En place depuis à peine plus de deux mois, le gouvernement joue sa survie face à la motion de censure que le RN menace de voter avec la gauche, peut-être dès la semaine prochaine sur le budget de la Sécurité sociale, faute d’obtenir des engagements en faveur du pouvoir d’achat des Français, dont le parti d’extrême droite s’est érigé en garant.

Le Rassemblement national soutient également la gauche dans sa tentative jeudi d’abroger la très décriée réforme des retraites.

Le ministre de l’Économie et des Finances Antoine Armand a de son côté réaffirmé sa détermination à redresser les comptes publics, alors que la deuxième économie de la zone euro est épinglée par Bruxelles pour son déficit excessif et attend la décision de l’agence de notation S&P sur sa dette vendredi soir.

« Décrocher comme un avion » 

L’exécutif souhaite ramener le déficit public de 6,1 % du PIB en 2024 à 5 % en 2025, puis sous le plafond européen de 3 % en 2029, tout en amorçant une lente réduction de la colossale dette (112 % du PIB à fin juin soit presque 3 230 milliards d’euros).

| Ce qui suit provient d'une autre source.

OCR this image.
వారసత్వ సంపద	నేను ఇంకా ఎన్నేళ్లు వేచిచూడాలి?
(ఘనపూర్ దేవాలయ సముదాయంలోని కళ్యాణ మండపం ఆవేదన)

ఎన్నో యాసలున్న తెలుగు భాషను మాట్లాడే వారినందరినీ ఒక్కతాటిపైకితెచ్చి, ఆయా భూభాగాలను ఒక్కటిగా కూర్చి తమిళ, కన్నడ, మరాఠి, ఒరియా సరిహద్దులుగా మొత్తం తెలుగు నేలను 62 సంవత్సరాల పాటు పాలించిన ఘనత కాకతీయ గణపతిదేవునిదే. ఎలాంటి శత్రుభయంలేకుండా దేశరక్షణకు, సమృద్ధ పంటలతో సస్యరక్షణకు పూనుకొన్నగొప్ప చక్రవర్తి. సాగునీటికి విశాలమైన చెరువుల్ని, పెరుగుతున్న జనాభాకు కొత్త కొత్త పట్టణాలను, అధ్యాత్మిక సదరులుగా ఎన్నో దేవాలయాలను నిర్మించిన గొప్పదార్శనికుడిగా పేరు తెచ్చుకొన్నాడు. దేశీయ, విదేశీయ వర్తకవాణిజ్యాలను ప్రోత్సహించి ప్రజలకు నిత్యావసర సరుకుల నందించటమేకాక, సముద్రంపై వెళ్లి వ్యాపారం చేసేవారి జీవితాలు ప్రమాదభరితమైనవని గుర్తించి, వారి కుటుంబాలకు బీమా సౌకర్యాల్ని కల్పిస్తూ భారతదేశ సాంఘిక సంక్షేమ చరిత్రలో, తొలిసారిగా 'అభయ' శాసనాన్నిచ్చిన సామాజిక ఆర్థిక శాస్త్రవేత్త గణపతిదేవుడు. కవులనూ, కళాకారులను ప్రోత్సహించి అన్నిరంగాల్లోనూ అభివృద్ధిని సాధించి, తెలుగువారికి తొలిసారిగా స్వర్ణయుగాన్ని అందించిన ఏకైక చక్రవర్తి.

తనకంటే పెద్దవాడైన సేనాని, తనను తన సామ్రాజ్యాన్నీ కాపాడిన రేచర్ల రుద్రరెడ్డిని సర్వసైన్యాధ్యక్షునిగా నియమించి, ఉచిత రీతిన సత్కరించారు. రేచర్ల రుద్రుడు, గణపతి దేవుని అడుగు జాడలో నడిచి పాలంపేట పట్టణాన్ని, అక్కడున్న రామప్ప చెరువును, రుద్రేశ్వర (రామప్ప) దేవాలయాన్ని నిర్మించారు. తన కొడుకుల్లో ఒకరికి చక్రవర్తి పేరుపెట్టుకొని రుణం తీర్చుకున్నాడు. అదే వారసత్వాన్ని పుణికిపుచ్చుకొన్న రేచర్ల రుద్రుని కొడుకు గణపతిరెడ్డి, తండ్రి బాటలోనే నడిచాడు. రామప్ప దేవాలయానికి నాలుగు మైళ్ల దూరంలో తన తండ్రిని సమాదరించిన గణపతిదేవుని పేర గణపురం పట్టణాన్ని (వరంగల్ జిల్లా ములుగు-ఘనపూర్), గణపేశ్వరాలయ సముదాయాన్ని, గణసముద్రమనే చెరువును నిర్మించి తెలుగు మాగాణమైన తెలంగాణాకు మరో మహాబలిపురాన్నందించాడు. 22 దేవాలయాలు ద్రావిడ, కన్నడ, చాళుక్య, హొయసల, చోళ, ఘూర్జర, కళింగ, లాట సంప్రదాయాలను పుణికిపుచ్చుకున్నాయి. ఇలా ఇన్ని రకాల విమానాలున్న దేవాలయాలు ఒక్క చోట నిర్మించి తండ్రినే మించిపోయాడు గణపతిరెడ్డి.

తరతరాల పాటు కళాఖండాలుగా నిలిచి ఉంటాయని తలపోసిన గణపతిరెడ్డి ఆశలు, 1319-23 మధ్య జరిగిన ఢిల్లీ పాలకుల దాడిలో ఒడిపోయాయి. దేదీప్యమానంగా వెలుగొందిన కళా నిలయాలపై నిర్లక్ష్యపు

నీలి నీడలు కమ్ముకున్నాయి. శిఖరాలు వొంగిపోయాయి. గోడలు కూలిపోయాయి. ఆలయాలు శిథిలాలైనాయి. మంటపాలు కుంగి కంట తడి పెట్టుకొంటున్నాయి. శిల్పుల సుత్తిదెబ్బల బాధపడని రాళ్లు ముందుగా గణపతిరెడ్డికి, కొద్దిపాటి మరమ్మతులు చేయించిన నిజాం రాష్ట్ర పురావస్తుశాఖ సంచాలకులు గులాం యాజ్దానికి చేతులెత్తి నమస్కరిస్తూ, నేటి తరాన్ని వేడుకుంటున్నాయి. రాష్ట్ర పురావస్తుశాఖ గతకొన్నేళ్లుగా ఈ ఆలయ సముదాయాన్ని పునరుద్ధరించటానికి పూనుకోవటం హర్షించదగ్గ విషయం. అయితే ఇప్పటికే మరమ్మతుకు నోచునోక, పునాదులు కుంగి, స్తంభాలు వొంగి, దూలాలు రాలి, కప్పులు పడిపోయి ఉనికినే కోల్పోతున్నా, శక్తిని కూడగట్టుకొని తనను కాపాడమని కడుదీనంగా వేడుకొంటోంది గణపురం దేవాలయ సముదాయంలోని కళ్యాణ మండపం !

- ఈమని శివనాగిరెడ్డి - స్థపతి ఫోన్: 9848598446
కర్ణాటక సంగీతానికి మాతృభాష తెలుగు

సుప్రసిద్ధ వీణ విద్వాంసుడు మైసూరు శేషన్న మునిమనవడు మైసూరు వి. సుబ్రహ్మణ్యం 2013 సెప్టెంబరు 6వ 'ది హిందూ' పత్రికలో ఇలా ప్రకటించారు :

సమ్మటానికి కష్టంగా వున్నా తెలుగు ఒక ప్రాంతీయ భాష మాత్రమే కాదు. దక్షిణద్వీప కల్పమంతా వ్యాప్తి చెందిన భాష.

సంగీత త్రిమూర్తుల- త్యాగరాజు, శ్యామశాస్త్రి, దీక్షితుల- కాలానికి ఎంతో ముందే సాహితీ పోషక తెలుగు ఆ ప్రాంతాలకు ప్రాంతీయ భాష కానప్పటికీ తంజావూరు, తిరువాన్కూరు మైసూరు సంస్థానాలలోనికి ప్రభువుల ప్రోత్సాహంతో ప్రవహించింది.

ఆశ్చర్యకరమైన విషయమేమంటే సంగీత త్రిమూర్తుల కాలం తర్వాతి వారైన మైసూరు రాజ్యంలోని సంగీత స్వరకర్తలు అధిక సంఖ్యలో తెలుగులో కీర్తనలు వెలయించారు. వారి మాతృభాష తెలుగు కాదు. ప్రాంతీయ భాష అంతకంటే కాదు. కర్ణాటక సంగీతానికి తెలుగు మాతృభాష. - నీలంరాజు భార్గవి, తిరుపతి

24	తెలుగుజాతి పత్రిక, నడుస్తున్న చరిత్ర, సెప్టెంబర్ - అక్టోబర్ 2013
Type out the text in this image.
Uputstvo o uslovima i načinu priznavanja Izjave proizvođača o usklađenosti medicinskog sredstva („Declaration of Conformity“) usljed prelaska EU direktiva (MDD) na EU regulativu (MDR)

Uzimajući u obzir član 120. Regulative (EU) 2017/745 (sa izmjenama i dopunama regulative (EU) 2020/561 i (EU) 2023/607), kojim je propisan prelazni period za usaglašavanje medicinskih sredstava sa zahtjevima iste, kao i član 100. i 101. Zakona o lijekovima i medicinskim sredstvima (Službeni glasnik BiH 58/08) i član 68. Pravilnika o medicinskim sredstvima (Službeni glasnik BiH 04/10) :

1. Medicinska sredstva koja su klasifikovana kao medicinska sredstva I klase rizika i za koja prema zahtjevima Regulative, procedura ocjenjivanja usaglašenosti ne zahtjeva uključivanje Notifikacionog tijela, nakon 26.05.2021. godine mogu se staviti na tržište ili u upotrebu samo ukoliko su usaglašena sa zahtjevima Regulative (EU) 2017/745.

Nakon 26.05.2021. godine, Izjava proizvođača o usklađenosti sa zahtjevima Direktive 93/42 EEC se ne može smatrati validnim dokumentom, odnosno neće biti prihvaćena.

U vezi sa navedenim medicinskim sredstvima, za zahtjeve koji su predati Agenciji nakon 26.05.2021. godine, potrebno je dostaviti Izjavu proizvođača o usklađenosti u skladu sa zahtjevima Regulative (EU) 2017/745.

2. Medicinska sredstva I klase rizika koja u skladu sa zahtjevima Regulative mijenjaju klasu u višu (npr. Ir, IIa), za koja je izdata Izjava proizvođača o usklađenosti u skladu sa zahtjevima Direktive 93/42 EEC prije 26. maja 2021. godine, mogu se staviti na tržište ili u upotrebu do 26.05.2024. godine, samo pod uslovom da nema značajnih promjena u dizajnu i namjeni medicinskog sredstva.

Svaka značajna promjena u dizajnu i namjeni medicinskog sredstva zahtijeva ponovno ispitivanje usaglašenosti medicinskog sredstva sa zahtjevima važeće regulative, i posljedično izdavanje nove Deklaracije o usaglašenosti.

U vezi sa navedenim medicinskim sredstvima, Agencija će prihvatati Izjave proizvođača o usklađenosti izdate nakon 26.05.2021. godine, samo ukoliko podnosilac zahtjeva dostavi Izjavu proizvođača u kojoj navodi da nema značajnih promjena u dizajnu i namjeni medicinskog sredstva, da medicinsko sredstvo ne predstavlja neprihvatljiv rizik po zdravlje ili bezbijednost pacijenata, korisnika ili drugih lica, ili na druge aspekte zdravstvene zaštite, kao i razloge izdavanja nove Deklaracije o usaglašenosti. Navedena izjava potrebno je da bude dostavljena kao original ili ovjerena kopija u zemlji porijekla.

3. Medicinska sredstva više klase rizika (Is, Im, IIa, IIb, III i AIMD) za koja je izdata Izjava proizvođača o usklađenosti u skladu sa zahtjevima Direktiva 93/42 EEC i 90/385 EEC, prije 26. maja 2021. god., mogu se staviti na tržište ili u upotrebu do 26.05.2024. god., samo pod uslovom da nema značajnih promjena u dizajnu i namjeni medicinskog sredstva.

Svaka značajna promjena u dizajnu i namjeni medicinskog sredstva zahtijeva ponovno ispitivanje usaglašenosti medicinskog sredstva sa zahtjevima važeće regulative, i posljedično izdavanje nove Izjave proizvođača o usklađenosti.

Or si le gouvernement tombe, le budget ne sera pas adopté, et la France foncera droit dans le mur, assurent ses membres.

« Ce que je dis aux partis politiques qui n’ont rien en commun, tout à droite ou tout à gauche de l’hémicycle », c’est que « ce n’est pas parce qu’on n’est pas d’accord avec une politique qu’on met un pays dans le rouge », a lancé Antoine Armand sur BFMTV/RMC.

« On risque de décrocher comme un avion qui est en altitude et qui à un moment risque de perdre le contrôle. Or, il y a un chemin: ce chemin, c’est ce budget », a-t-il ajouté, appelant notamment le Parti socialiste à la « responsabilité ».

L’éventualité d’une France sans gouvernement fait déjà tressaillir les marchés. Le taux d’emprunt de la France a dépassé pour la première fois mercredi, brièvement, celui de la Grèce, pays qui avait frôlé la faillite.

L’ancien président François Hollande a pour sa part rejeté les appels à la démission d’Emmanuel Macron en cas de censure, appels venus de la gauche radicale, de l’extrême droite ou de certains politiques de droite.

« Faire une élection présidentielle dans l’état où est le monde, dans la situation où est le pays avec les marchés qui nous surveillent ? Vous pensez que c’est la bonne solution ? Non, je ne le crois pas », a-t-il dit, tout en expliquant qu’il voterait la censure à l’Assemblée.